Inmitten der Agneskapelle erhebt sich das Reliquiengrab der hl. Irmgard von Zutphen (Süchteln), eine der wichtigen Stationen auf dem Weg der Pilger durch den Chorumgang. Irmgard hatte dem Erzstift Köln ihre Burg Aspel überlassen und diese Schenkung zeigt auch das Wandbild an der Nordwand der Kapelle. Im Mittelfeld steht links die Heilige, rechts als Empfänger der hl. Petrus als Patron des Domes und dazwischen erhebt sich eine phantastische Architektur, die die Burg Aspel darstellen soll. Je eine Gruppe von Frauen und Männern im linken und rechten Seitenfeld bezeugen das Geschehen. Das Wandbild soll den Pilgern nahebringen, daß Wohltaten, die dem Dom erwiesen werden, heilbringend wirken.
Dr. Rolf Lauer, Kunsthistoriker

Irmgard (Irmgardis) von Süchteln (Zutphen)
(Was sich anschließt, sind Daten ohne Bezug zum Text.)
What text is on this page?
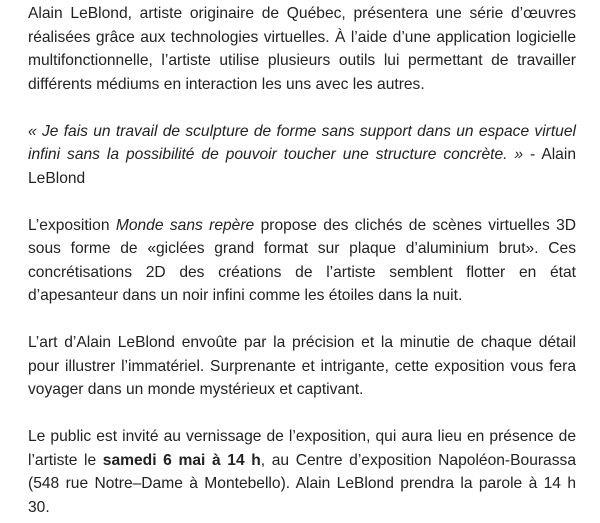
Alain LeBlond, artiste originaire de Québec, présentera une série d’œuvres réalisées grâce aux technologies virtuelles. À l’aide d’une application logicielle multifonctionnelle, l’artiste utilise plusieurs outils lui permettant de travailler différents médiums en interaction les uns avec les autres.

« Je fais un travail de sculpture de forme sans support dans un espace virtuel infini sans la possibilité de pouvoir toucher une structure concrète. » - Alain LeBlond

L’exposition Monde sans repère propose des clichés de scènes virtuelles 3D sous forme de «giclées grand format sur plaque d’aluminium brut». Ces concrétisations 2D des créations de l’artiste semblent flotter en état d’apesanteur dans un noir infini comme les étoiles dans la nuit.

L’art d’Alain LeBlond envoûte par la précision et la minutie de chaque détail pour illustrer l’immatériel. Surprenante et intrigante, cette exposition vous fera voyager dans un monde mystérieux et captivant.

Le public est invité au vernissage de l’exposition, qui aura lieu en présence de l’artiste le samedi 6 mai à 14 h, au Centre d’exposition Napoléon-Bourassa (548 rue Notre–Dame à Montebello). Alain LeBlond prendra la parole à 14 h 30.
Irmgard kam um das Jahr 1020 auf der Burg Aspel als Tochter des Grafen von Aspel zur Welt. Nachdem ihre Eltern gestorben waren, verteilte sie ihr Erbe großzügig unter Krankenhäusern, Kirchen und Bedürftigeneinrichtungen. Nachdem sie einige Pilgerreisen nach Rom unternommen hatte, soll die Gräfin als Einsiedlerin in Süchteln gelebt haben. Ihre letzten Lebensjahre verbrachte Irmgard in Köln, wo sie Stifte und Klöster unterstützte. Sie starb um 1084. Ihre Gebeine ruhen heute in der Agneskapelle des Kölner Domes.

Irmgard wird als Pilgerin mit Stab oder als Jungfrau mit Stirnreif dargestellt.